A similar issue arose in E Surv Ltd v Goldsmith Williams Solicitors [2014] EWHC 1104 (Ch); [2014] PLSCS 125. However, the buyer’s solicitors sought to avoid liability on the ground that the instructions in the Council of Mortgage Lenders’ Handbook have ousted the Bowerman duty. The point arose in the context of proceedings under the Civil Liability (Contribution) Act 1978, which applies where two parties are liable in respect of the same damage.


A firm of valuers had paid £200,000 to settle a negligence claim made by a lender and sought a contribution from the lender’s solicitors. The valuers claimed that the solicitors were also to blame; they should have informed the lender that the registers of title revealed that the borrower had owned the property for less than six months and that he had paid significantly less for the property than the value that they had placed on it. They argued that this would have caused the lender to contact them and that they would have corrected their valuation.


The solicitors argued that the Lenders’ Handbook did not expressly require them to report the previous purchase price to the lender (although it did oblige them to report that the owner had owned the property for less than six months). They pointed to the list of duties in the Lenders’ Handbook (which post-dates Bowerman), and to the form of certificate of title that solicitors are required to give in residential transactions. They also relied on practice rules that list the duties that solicitors can undertake for lenders: none include a duty to report on the price originally paid by a seller or a re-mortgaging borrower. They suggested that all these factors indicated that the Bowerman duty was inconsistent with the express terms of their retainer and tried to persuade the court that it would be wrong to imply that the duty had arisen.


Nonetheless, the judge ruled that the law firm should contribute 50% of the damages.
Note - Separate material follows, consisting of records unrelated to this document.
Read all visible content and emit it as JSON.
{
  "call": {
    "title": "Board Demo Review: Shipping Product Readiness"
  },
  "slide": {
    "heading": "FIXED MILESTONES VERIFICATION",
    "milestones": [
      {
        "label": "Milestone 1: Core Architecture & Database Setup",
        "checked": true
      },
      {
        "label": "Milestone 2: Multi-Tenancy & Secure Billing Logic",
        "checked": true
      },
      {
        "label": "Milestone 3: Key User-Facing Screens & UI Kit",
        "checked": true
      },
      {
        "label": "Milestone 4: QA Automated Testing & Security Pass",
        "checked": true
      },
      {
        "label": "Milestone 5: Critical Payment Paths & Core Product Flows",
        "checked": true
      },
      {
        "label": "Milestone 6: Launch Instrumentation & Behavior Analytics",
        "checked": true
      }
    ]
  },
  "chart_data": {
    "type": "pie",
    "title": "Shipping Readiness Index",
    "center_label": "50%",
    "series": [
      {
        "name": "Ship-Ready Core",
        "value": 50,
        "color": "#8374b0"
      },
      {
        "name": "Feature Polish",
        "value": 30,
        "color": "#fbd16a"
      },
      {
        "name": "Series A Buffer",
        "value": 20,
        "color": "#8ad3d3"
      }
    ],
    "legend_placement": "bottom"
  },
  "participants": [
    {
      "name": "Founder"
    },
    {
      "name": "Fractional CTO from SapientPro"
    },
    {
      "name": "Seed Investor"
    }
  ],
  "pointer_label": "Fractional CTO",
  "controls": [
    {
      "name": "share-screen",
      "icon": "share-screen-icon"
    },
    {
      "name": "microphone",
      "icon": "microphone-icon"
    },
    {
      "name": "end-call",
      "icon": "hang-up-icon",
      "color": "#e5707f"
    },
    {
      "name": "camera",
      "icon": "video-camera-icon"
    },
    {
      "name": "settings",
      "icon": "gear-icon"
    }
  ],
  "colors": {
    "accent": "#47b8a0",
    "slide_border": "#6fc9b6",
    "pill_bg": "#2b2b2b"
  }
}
The practice rules state that solicitors acting for lenders should make appropriate searches in public registers – and the Land Registry fell within this category.  The rules also require solicitors to report any results that might adversely affect a lender, while paragraph 5.1.2 of the Lenders’ Handbook also requires them to tell lenders about anything that they “should reasonably expect us to consider important in deciding whether or not to lend to the borrower”. Consequently, the Bowerman duty had arisen.


However, the judge accepted that there might be some justification for passages in textbooks cited by the law firm in support of its arguments – and agreed that the duty might not arise in cases where information about the previous price is obtained from sources that solicitors are not expressly required to consider.